In this talk, I will first present a summary of high-level synthesis (HLS) technology, in particular OpenCL, for field-programmable gate arrays (FPGAs), one of the most practical reconfigurable architectures today. I will then present performance and energy efficiency results obtained from the current generation of FPGA platforms on numerical simulation, data analytics, and machine learning and deep learning applications; and I will discuss next-generation FPGA platforms. In addition, I will talk about the possibility of integrating HLS FPGA designs into data acquisition systems in order to enable direct computation.

Biography

Kazutomo Yoshii is a senior software development specialist in the Mathematics and Computer Science Division at Argonne. He received his M.S. in computer science from the Toyohashi University of Technology in Japan in 1994. After graduation, he joined Hitachi’s research facility in Japan, developing medical imaging analysis software that maps human brain activity captured by functional MRI. In 1998, he joined Turbolinux in Japan as a lead developer and later joined a Turbolinux-sponsored research laboratory in New Mexico, where he worked on the Linux operating system and dynamic provisioning system. He joined Mountain View Data in California in 2002 as director of development and continued to work on the dynamic OS provisioning system.

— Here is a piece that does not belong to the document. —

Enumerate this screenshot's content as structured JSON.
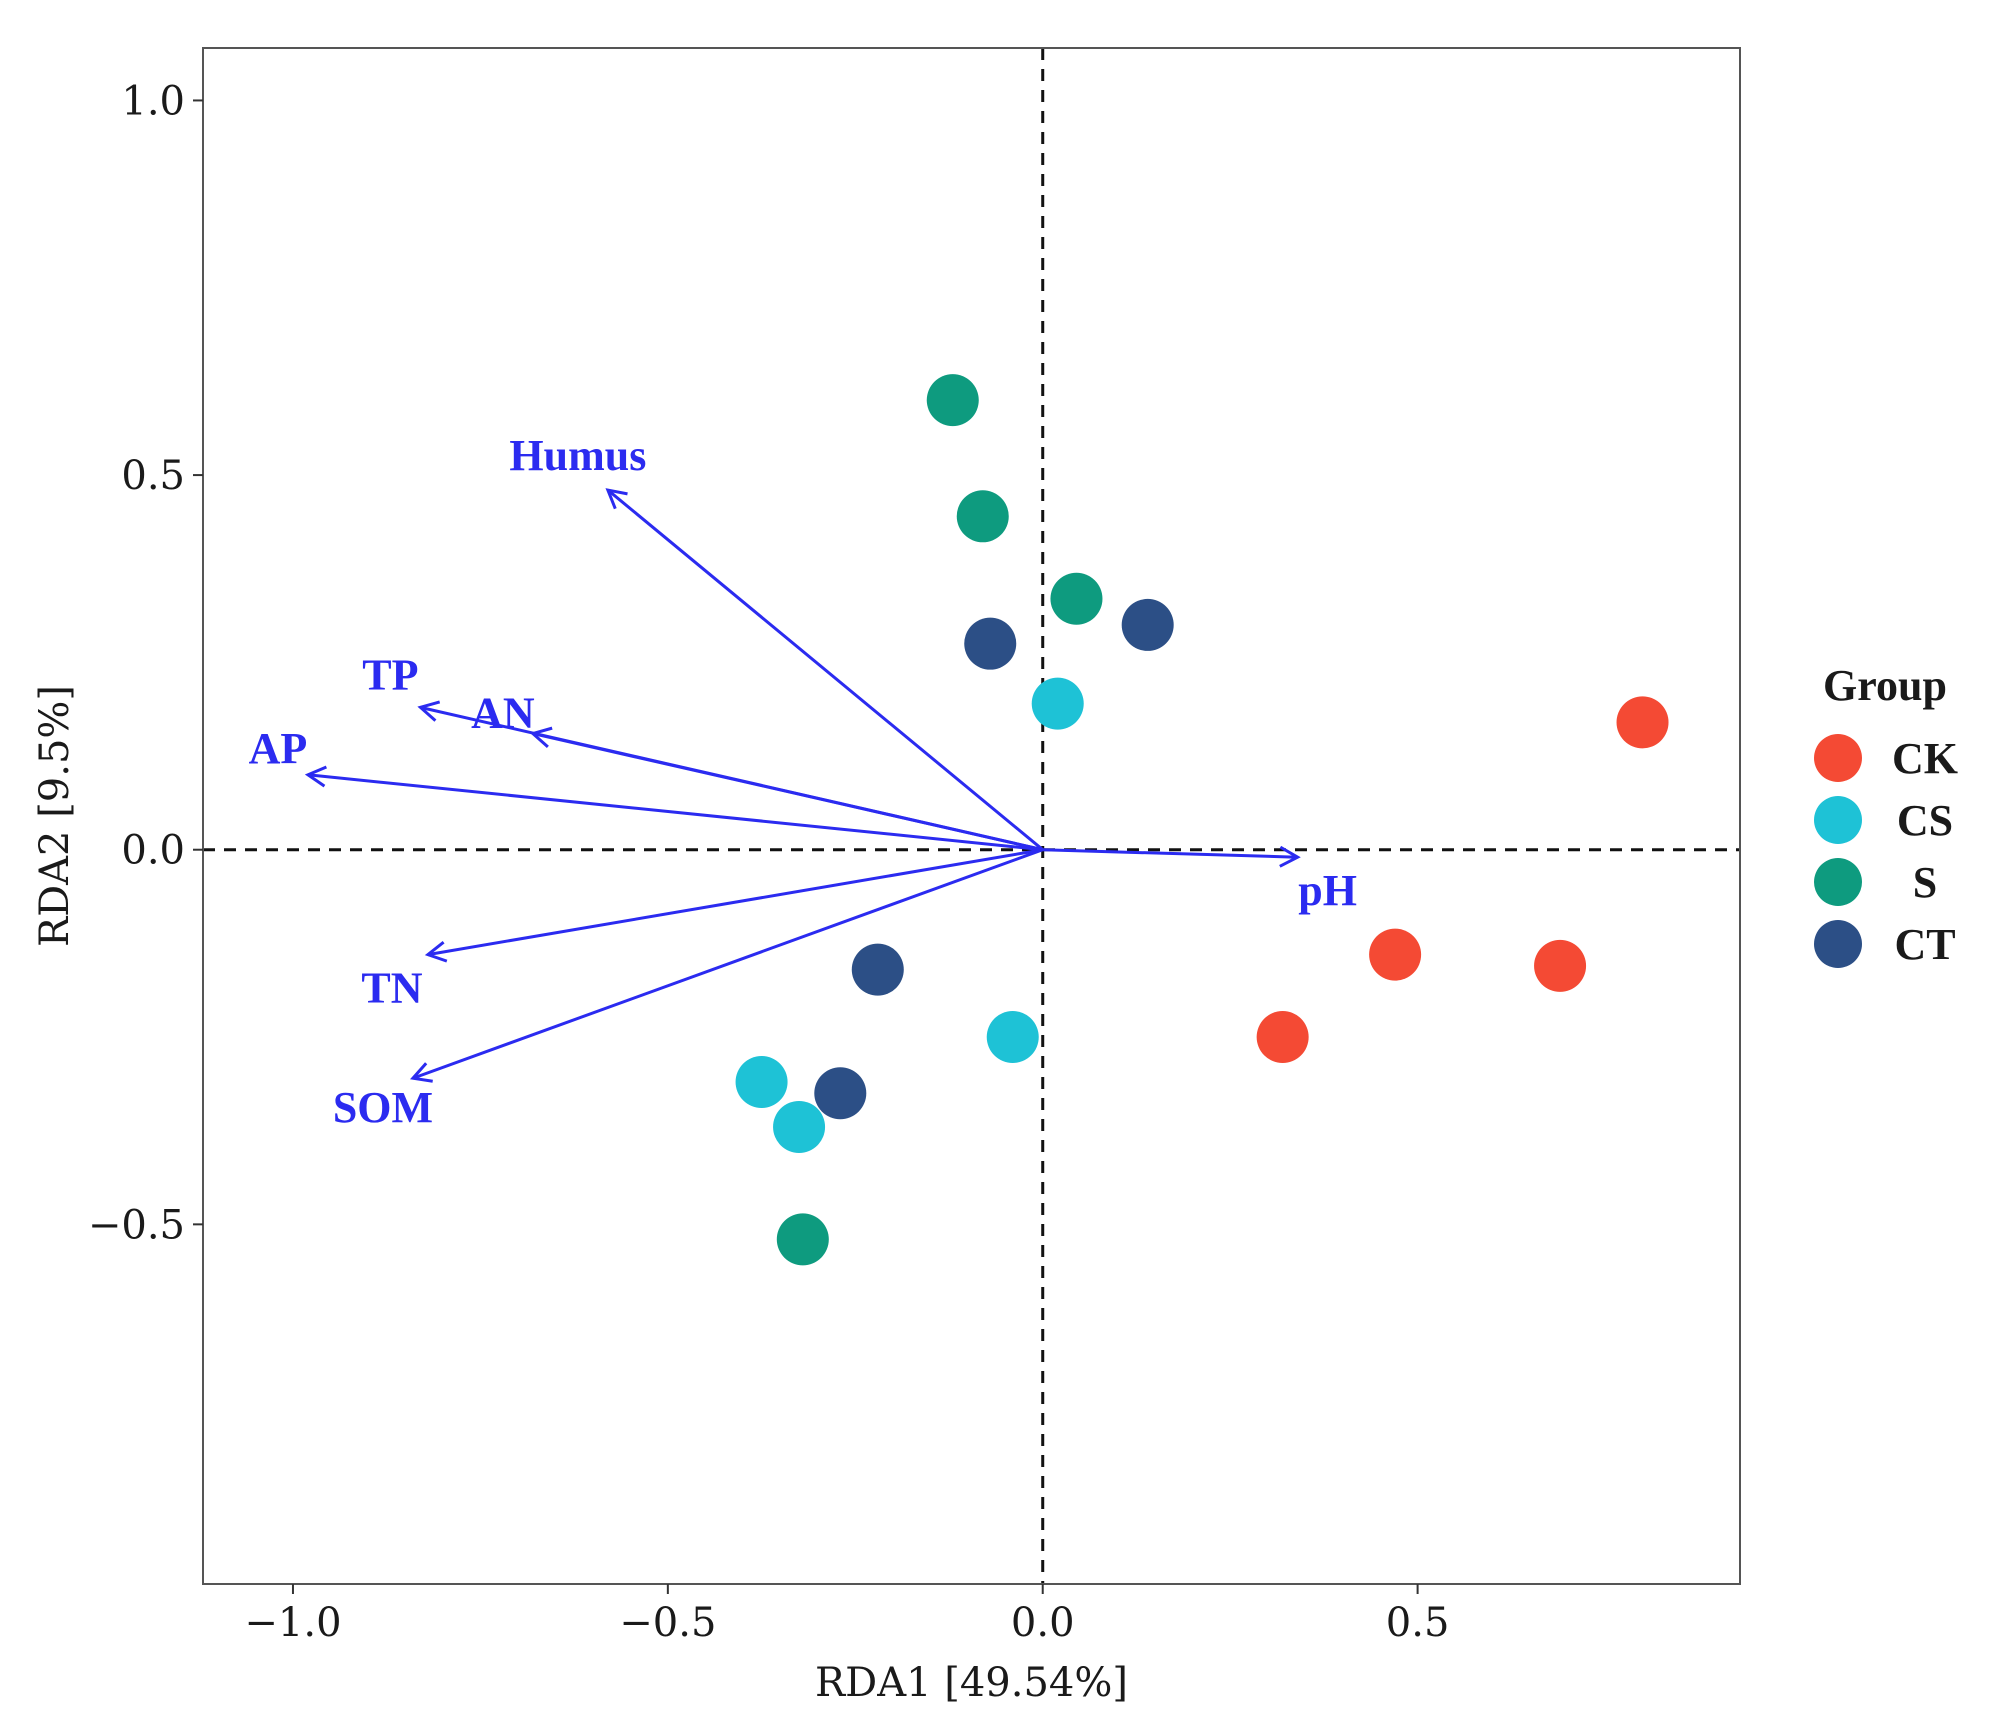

After a decade of experience in industry, Yoshii joined Argonne in 2004. He was the lead developer of the ZeptoOS project, a U.S. Department of Energy funded research project studying operating systems for petascale architectures with 10,000 to 1 million CPUs. He designed and developed “Big Memory,” an alternative, transparent Linux kernel memory address space that removes the memory performance bottleneck on Blue Gene/P Linux. Yoshii ran scientific applications on his modified Linux kernel on the IBM Blue Gene/P system at Argonne using 32,000 cores. His “Big Memory” implementation also enabled online central processing for the Low-Frequency Array, or LOFAR, radio telescope. In addition, he developed various driver codes and libraries for monitoring and controlling hardware status, including a power-reading code for the Blue Gene/Q for power-aware and thermal-aware projects. As the post-Moore era approaches, he is now exploring heterogeneous, reconfigurable computing architectures such as field-programmable gate arrays for next-generation supercomputers.